Song after song well chosen; some favorites from operas, but others not that well-known songs that fit her voice – and the occasion. She kept in mind this terrible pandemic and all that has been happening outside her sphere. Perhaps fault maybe found with two brief films about her life, but they were not over the top-hagiographic and it was interesting seeing what she looked like in her twenties and began her career. She had dark hair.

I am torn whether to share her singing Il mio babbino (Gianni Schicchi) or Somewhere over the rainbow by Harold Arlen, who, if you didn’t know, wrote hundreds of songs you are familiar with, and was blacklisted and hounded in the 1950s for his socialist beliefs. I cried several times and the re-arranged Arlen song was one of the moments, but it’s not a problem as I can’t find a YouTube for either from this particular performance. This is four years ago in Berlin:

And for International Cat day (today! — or maybe it was yesterday): “The Cat Came Back” from a old Muppet show: very funny, adorable cat, but determination of “owner” to get rid of the cat (a bomb) makes last fantasy much less comfortable:

The Cat (Le chat) by Maurice Rollinat (1846-1903) as translated by Norman Shapiro. It seems to be very difficult to post a pdf to wordpress or face-book either in the new style postings or the old.

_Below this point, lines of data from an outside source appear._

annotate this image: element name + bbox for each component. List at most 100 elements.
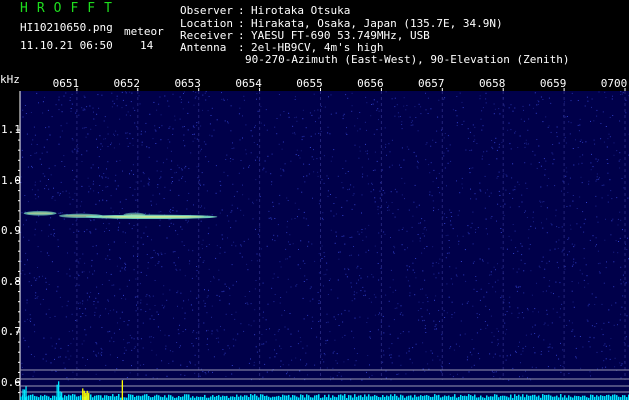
noise-speck (362, 286, 364, 288)
noise-speck (222, 238, 224, 240)
noise-speck (254, 288, 256, 290)
noise-speck (148, 295, 150, 297)
noise-speck (132, 194, 134, 196)
noise-speck (366, 102, 368, 104)
noise-speck (401, 121, 403, 123)
noise-speck (625, 112, 627, 114)
noise-speck (105, 364, 107, 366)
noise-speck (406, 352, 408, 354)
noise-speck (225, 159, 227, 160)
noise-speck (44, 96, 45, 98)
noise-speck (57, 192, 59, 194)
noise-speck (174, 119, 176, 121)
noise-speck (155, 143, 157, 144)
noise-speck (458, 243, 460, 245)
noise-speck (184, 167, 186, 169)
noise-speck (597, 250, 599, 252)
power-bar (104, 395, 106, 400)
noise-speck (105, 176, 107, 178)
noise-speck (157, 326, 159, 328)
power-bar (306, 394, 308, 400)
noise-speck (419, 240, 421, 242)
noise-speck (97, 192, 99, 194)
noise-speck (542, 99, 544, 100)
noise-speck (436, 177, 437, 179)
noise-speck (396, 104, 398, 106)
noise-speck (194, 137, 196, 139)
noise-speck (354, 298, 356, 300)
noise-speck (509, 193, 511, 194)
noise-speck (438, 172, 440, 174)
power-bar (462, 395, 464, 400)
noise-speck (519, 376, 520, 378)
noise-speck (59, 296, 61, 298)
noise-speck (429, 191, 431, 193)
noise-speck (119, 257, 121, 258)
noise-speck (420, 222, 421, 224)
noise-speck (132, 164, 134, 166)
noise-speck (236, 281, 237, 283)
power-bar (338, 394, 340, 400)
noise-speck (127, 324, 129, 326)
noise-speck (277, 276, 279, 278)
noise-speck (491, 341, 493, 343)
noise-speck (523, 109, 524, 111)
noise-speck (435, 324, 437, 326)
noise-speck (51, 345, 53, 347)
noise-speck (204, 302, 206, 304)
power-burst-bar (86, 390, 88, 400)
noise-speck (286, 373, 288, 375)
noise-speck (41, 230, 43, 232)
power-bar (394, 394, 396, 400)
power-bar (596, 395, 598, 400)
noise-speck (564, 265, 566, 267)
noise-speck (417, 130, 419, 132)
noise-speck (51, 370, 53, 372)
noise-speck (593, 337, 595, 339)
power-bar (350, 395, 352, 400)
noise-speck (51, 116, 53, 118)
power-bar (606, 394, 608, 400)
noise-speck (418, 222, 420, 224)
noise-speck (211, 214, 213, 216)
noise-speck (192, 125, 194, 127)
noise-speck (361, 194, 363, 196)
noise-speck (59, 193, 61, 195)
noise-speck (205, 99, 207, 101)
noise-speck (101, 145, 103, 147)
power-bar (108, 396, 110, 400)
noise-speck (119, 118, 121, 120)
noise-speck (449, 266, 451, 268)
noise-speck (476, 291, 478, 292)
noise-speck (243, 167, 245, 169)
noise-speck (565, 167, 567, 169)
noise-speck (88, 191, 90, 193)
noise-speck (575, 357, 577, 359)
power-bar (460, 394, 462, 400)
noise-speck (357, 117, 359, 119)
noise-speck (627, 237, 629, 239)
noise-speck (347, 97, 349, 99)
noise-speck (119, 160, 121, 162)
noise-speck (76, 149, 78, 151)
noise-speck (603, 322, 605, 324)
noise-speck (321, 258, 323, 259)
power-bar (340, 394, 342, 400)
noise-speck (273, 301, 275, 303)
noise-speck (123, 339, 125, 341)
noise-speck (291, 218, 293, 220)
noise-speck (443, 137, 445, 139)
noise-speck (448, 252, 450, 254)
noise-speck (188, 168, 190, 169)
noise-speck (242, 184, 243, 186)
noise-speck (204, 207, 206, 209)
noise-speck (459, 334, 461, 336)
noise-speck (501, 142, 503, 143)
power-bar (196, 396, 198, 400)
noise-speck (178, 333, 180, 335)
noise-speck (472, 167, 474, 169)
noise-speck (517, 181, 519, 183)
noise-speck (204, 305, 206, 307)
noise-speck (57, 286, 59, 288)
noise-speck (152, 194, 154, 196)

So, thanks to Michelle Cusack, I hope I am sharing this wonderful poem this way; click on the URL below and when you see “next” click again, and you will come to The Cat. https://tinyurl.com/y3k5sj6v

Here are the first few stanzas Englished so you know you are in the right place:

I know why Baudelaire fancied the cat,
Struck by the sphinx-like magic of his being;
Thanks to the wheedling charm, the luster, that
Darts in long jets from his lynx-like eyes, all seeing.
I know why Baudelaire fancied the cat.

Women’s, dove’s, serpent’s, monkey’s lissome stance
Back arched, he sprawls, and shuns heavy caress,
And when the fur cloaks his fleshly elegance,
Plastic his beauty’s velvet loveliness:
Women’s, dove’s serpent’s, monkey’s lissome stance …

In the half-light’s muted oblivion —
Rumbling ennui like spell-cast pall — he brings
Gently, to the alone and lonely one,
The soothing balm of mystic utterings,
In the half-light’s muted oblivion.

By turns doleful and gay, sleepy and spry,
This soul of my secluded digs will loll–
Table to highboy, chair to hearth, low, high–
Sparing the objects of his folderol,
By turns doleful and gay, sleepy and spry …

On the desk, ink-stained, as he whisks, a-strut,
Light as a breath, his tail flails left and right,
Over the papers strewn, books open, shut
Grazing my beacon-thoughts, casting their light
On the desk, ink-stained, as he whisks, a strut …

[Read the two more pages below; it’s as felicitous in the original French which is in the book too, only you must click away to come to the the back of the book. I don’t know if there is a name for this specific kind of stanza: first line repeats in fifth of each stanza and lines rhyme ababa. Also in the French.


Judith Moore Cheney’s Cat in the Round

And for this with a heart for a poor loving dog, Paul Auster’s Mr Bones, from his inimitable story of a dog’s life (scroll down), Timbuktu

I finished this book wishing I could have been there (which is what you are supposed to feel with a novel) to love him with the final kind good heroine, Polly, trapped herself and yet insofar as her coerced thwarted life permitted caring for the the compassionate dog in need himself.

Tonight Mr Bones stands for a world of human beings who deserve so much better from and for everyone.